The way Be and o2 worked was they set a noise margin of 3db, 6db or 9db etc. Say you had a 6db noise margin set, when you rebooted the router it would sync at a speed that yielded a 6db noise margin.
If you manually adjusted this on your router, so that now the target was 2db, it would sync faster and now with a 2db noise margin. Hence you could do SNR adjustments with your billion router to get better speeds.
This isn't how every ISP operates unfortunately. Like you have seen Sky does not work like this.
What Sky do is they run line management. They usually start you off at 4Mbps.

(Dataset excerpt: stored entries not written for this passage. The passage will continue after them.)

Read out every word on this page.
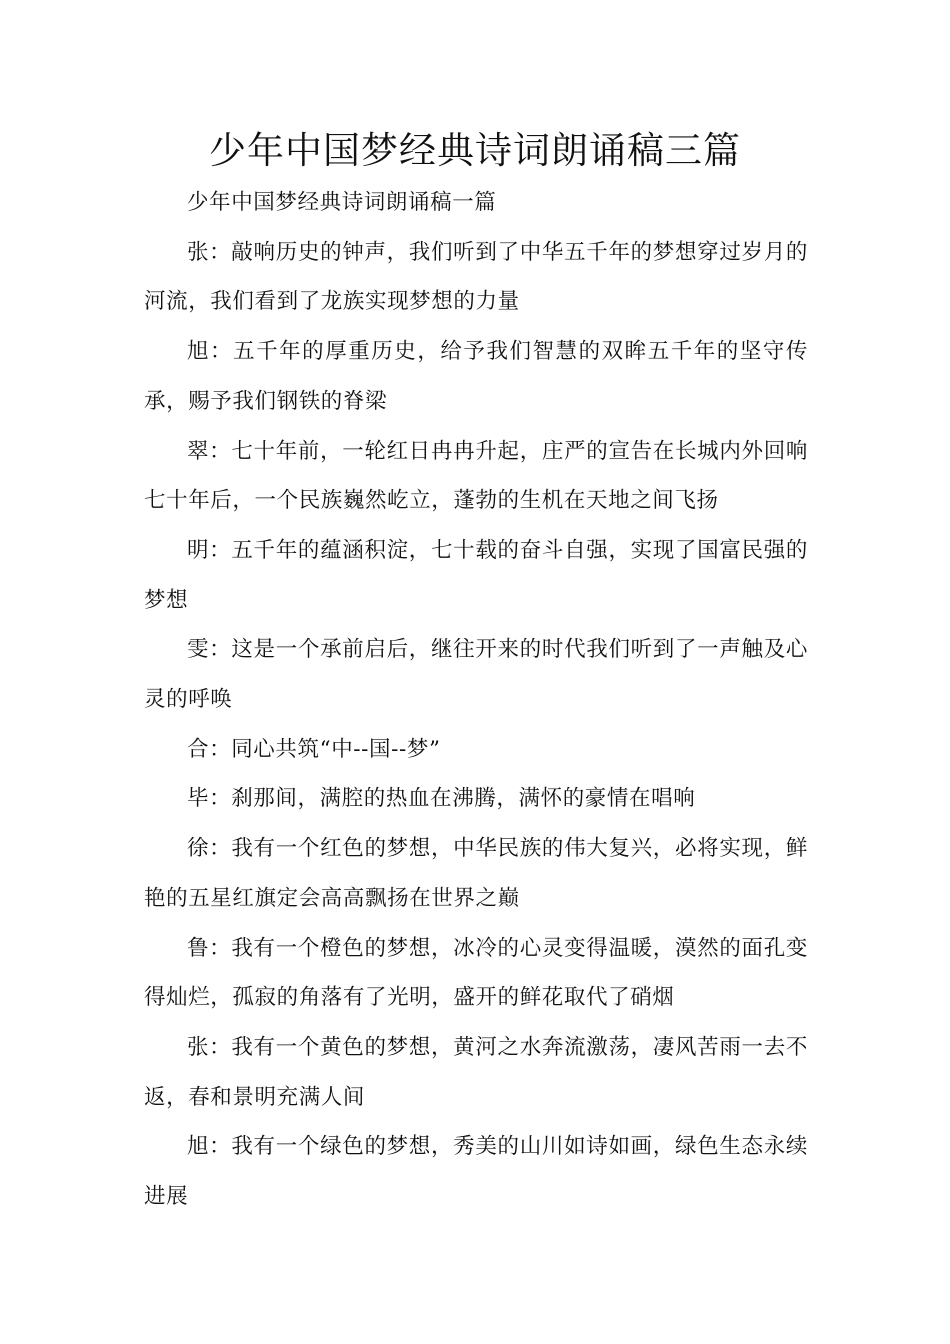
少年中国梦经典诗词朗诵稿三篇

少年中国梦经典诗词朗诵稿一篇

张：敲响历史的钟声，我们听到了中华五千年的梦想穿过岁月的河流，我们看到了龙族实现梦想的力量

旭：五千年的厚重历史，给予我们智慧的双眸五千年的坚守传承，赐予我们钢铁的脊梁

翠：七十年前，一轮红日冉冉升起，庄严的宣告在长城内外回响七十年后，一个民族巍然屹立，蓬勃的生机在天地之间飞扬

明：五千年的蕴涵积淀，七十载的奋斗自强，实现了国富民强的梦想

雯：这是一个承前启后，继往开来的时代我们听到了一声触及心灵的呼唤

合：同心共筑“中--国--梦”

毕：刹那间，满腔的热血在沸腾，满怀的豪情在唱响

徐：我有一个红色的梦想，中华民族的伟大复兴，必将实现，鲜艳的五星红旗定会高高飘扬在世界之巅

鲁：我有一个橙色的梦想，冰冷的心灵变得温暖，漠然的面孔变得灿烂，孤寂的角落有了光明，盛开的鲜花取代了硝烟

张：我有一个黄色的梦想，黄河之水奔流激荡，凄风苦雨一去不返，春和景明充满人间

旭：我有一个绿色的梦想，秀美的山川如诗如画，绿色生态永续进展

If this is stable they then try a little faster. Eventually you will reach your 18.5Mbps. They may then try 20Mbps, if this has error build up or drops out they will drop you back down to say 18.5Mbps.
Say 18.5Mbps was the fastest speed that didn't have too much error build up, Sky now FIX this speed as the MAXIMUM speed you can ever sync at.
Usually this sync speed coincides with a 3db, 6db, 9db or 12db noise margin. So the most stable lines will get a fast speed set and will get an SNR around 3db.
The point is you can never sync higher than this speed set, not even with router tweaking because it's not a SNR target anymore, it's capped based on the sync speed. That's how their line management works.
This means most sky lines always resync at a very similar sync everytime and speeds don't vary too much.
If you can post up your line statistics we can see if there's room for tweaking.